Si è ancora aggiunto, di recente, proprio dalle Sezioni Unite di questa Corte, che “(…) gli artt. 342 e 434 c.p.c., nel testo formulato dal D.L. 22 giugno 2012, n. 83, convertito, con modificazioni, nella L. 7 agosto 2012, n. 134, vanno interpretati nel senso che l’impugnazione deve contenere una chiara individuazione delle questioni e dei punti contestati della sentenza impugnata e, con essi, delle relative doglianze, affiancando alla parte volitiva una parte argomentativa che confuti e contrasti le ragioni addotte dal primo giudice. Resta tuttavia escluso, in considerazione della permanente natura di revisio prioris instantiae del giudizio di appello, il quale mantiene la sua diversità rispetto alle impugnazioni a critica vincolata, che l’atto di appello debba rivestire particolari forme sacramentali o che debba contenere la redazione di un progetto alternativo di decisione da contrapporre a quella di primo grado”- cfr. Cass., S.U., n. 27199/2017-.

A tale principi non si è affatto conformato il giudice di appello.

Ed infatti, nella motivazione della sentenza di primo grado il giudice aveva attribuito, al fine di superare l’accertamento fondato su una percentuale di ricarico individuata dall’Ufficio, valore decisivo al fatto che i listini erano stati tratti dai siti internet dei produttori e che l’Ufficio non aveva considerato sconti superiori alla media assunta apoditticamente dall’organo accertatore, inoltre evidenziando che le carenze del metodo ricostruttivo utilizzato dall’ufficio per la determinazione dei ricavi impedivano di fare ricorso ai rilievi in termini di antieconomicità pure posti a base dell’accertamento.

Orbene, a fronte di tale pronunzia, l’Agenzia ha puntualmente e specificamente contestato la decisione impugnata, come risulta dall’atto di appello riprodotto, ai fini dell’autosufficienza, nel ricorso per cassazione, deducendo la motivazione contraddittoria e insufficiente del primo giudice e rilevando che la CTP aveva incentrato l’analisi sulla determinazione della percentuale di ricarico, senza esaminare le incongruenze riscontrate in sede di verifica, inoltre contestando la decisione impugnata in ordine alla ritenuta applicazione della percentuali di sconti senza indicazione delle fonti di prova che avrebbero giustificato la pronunzia sul punto resa. L’appellante, inoltre, ha dimostrato di avere contestato la statuizione concernente la percentuale di ricarico applicata sotto il profilo della violazione dell’onere della prova nel quale sarebbe incorso il giudice di primo grado.

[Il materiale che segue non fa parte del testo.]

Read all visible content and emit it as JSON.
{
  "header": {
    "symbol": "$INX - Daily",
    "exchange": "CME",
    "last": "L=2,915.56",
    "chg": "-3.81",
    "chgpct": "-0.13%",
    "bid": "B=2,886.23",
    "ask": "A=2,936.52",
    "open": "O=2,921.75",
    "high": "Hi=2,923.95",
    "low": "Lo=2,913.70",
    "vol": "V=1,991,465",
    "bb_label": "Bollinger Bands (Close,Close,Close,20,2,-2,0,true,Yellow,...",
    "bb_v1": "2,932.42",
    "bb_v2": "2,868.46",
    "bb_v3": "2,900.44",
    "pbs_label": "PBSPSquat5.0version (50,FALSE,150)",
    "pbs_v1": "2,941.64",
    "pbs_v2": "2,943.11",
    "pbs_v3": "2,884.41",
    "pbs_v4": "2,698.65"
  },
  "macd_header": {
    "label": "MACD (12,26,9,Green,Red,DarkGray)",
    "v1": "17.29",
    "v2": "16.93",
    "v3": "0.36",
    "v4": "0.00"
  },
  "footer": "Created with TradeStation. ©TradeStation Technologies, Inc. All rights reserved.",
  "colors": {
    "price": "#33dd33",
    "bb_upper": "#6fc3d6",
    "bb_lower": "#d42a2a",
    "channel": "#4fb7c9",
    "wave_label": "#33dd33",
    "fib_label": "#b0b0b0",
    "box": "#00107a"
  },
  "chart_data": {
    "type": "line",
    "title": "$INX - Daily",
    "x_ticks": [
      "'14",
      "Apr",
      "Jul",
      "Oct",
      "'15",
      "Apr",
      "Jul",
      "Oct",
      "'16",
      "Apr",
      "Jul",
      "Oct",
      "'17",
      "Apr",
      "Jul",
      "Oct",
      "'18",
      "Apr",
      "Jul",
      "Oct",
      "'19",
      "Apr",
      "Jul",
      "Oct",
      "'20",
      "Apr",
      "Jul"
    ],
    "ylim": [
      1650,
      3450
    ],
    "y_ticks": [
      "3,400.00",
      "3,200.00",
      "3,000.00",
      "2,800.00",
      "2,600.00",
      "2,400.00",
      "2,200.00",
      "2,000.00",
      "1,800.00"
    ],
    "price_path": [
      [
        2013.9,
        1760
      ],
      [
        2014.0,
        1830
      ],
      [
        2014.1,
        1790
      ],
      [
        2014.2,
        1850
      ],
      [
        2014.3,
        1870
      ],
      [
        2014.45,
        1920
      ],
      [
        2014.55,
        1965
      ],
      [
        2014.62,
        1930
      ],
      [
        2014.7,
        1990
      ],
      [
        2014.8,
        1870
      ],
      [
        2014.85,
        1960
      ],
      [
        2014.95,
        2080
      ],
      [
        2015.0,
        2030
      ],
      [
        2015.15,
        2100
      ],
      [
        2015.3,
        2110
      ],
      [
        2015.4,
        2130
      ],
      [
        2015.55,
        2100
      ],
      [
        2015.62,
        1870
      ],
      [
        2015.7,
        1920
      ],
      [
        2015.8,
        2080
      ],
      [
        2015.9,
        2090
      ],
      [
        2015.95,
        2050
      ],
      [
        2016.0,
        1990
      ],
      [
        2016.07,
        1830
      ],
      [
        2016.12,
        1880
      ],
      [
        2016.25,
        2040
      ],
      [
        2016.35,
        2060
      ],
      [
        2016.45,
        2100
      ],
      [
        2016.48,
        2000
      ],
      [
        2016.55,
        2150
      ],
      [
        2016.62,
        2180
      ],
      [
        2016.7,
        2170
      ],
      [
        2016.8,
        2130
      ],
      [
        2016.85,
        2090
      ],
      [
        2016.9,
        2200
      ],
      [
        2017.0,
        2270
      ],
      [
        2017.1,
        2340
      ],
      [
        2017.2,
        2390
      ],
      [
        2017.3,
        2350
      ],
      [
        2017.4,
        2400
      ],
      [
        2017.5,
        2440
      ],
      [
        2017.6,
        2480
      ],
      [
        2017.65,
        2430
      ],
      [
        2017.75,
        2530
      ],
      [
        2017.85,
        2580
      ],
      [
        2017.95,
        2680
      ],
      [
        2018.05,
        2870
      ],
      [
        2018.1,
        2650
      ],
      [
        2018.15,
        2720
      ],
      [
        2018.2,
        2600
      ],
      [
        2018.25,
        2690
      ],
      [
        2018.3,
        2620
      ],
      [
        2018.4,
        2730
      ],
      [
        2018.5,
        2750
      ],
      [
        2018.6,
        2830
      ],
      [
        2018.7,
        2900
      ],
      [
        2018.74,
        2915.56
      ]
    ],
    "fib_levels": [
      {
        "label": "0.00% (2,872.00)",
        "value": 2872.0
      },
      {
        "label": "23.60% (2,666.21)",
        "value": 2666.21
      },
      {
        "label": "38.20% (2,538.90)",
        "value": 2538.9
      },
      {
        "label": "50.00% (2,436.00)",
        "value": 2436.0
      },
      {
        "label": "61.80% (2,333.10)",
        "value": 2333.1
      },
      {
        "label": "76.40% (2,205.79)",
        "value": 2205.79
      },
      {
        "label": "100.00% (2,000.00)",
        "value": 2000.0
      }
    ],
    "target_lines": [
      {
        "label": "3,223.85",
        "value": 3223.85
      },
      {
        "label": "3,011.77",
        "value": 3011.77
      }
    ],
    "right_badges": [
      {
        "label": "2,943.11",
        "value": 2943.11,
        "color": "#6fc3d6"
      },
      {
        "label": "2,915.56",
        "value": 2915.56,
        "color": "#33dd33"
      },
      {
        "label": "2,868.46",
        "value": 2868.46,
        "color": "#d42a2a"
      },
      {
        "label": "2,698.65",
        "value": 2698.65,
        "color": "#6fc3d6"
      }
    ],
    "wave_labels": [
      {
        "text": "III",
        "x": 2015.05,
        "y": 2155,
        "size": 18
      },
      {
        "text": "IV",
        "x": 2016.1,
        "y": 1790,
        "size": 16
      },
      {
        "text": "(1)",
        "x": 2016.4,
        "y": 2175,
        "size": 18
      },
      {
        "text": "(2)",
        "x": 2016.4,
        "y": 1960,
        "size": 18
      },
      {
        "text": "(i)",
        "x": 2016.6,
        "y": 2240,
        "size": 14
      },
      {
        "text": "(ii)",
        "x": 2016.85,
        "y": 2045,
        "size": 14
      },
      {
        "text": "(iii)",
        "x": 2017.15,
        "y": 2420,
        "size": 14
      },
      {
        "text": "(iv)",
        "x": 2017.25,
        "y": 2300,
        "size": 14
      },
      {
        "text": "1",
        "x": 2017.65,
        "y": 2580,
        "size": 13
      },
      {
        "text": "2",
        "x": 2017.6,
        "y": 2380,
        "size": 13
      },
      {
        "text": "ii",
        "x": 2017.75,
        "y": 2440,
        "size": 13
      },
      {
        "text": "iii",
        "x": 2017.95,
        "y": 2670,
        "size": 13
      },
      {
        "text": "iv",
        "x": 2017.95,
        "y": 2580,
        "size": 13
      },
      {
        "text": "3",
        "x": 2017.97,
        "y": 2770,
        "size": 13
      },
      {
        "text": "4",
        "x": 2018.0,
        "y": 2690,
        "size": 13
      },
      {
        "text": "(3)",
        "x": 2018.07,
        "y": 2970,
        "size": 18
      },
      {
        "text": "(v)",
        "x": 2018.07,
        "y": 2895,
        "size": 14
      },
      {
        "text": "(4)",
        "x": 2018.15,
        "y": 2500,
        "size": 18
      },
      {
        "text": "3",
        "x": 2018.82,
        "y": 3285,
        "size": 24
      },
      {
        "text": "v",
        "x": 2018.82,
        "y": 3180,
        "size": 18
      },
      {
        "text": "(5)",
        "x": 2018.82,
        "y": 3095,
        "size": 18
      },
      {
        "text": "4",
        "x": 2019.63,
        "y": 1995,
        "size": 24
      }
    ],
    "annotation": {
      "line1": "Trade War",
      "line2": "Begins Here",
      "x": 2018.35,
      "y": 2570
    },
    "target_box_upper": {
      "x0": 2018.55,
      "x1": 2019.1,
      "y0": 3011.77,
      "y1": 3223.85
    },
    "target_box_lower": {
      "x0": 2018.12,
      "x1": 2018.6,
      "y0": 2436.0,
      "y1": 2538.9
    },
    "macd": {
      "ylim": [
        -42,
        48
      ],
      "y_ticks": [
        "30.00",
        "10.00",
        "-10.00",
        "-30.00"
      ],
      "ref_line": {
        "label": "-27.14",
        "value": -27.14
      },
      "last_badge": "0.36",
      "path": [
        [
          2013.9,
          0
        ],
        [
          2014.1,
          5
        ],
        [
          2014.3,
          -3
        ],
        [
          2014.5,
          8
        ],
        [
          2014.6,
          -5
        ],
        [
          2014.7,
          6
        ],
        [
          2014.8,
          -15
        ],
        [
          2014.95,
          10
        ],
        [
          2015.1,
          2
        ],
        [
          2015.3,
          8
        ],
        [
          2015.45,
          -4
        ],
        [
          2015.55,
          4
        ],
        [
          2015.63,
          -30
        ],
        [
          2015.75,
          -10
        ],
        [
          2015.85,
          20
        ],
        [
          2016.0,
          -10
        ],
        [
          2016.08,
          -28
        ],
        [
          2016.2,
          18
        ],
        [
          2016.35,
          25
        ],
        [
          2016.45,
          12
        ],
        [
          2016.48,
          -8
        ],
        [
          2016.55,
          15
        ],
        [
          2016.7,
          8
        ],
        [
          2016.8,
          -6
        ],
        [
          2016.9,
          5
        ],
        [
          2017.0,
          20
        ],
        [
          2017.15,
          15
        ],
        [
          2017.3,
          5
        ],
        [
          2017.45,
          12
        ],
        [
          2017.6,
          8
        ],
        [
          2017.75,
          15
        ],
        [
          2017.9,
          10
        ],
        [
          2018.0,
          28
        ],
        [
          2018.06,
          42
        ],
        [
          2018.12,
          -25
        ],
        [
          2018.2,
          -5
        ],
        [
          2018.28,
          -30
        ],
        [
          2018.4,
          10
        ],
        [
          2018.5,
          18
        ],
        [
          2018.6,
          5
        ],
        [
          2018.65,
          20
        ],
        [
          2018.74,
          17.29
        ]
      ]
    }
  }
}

Tanto è sufficiente per ritenere che ha errato il giudice di merito nel ritenere che la sentenza gravata non fosse stata oggetto di specifica contestazione.

Pertanto, la sentenza impugnata va cassata con rinvio ad altra sezione della CTR Molise anche per la liquidazione delle spese del giudizio di legittimità.

P.Q.M.

Accoglie il ricorso, cassa la sentenza impugnata e rinvia ad altra sezione della CTR Molise anche per la liquidazione delle spese del giudizio di legittimità.

Così deciso in Roma, il 26 giugno 2019.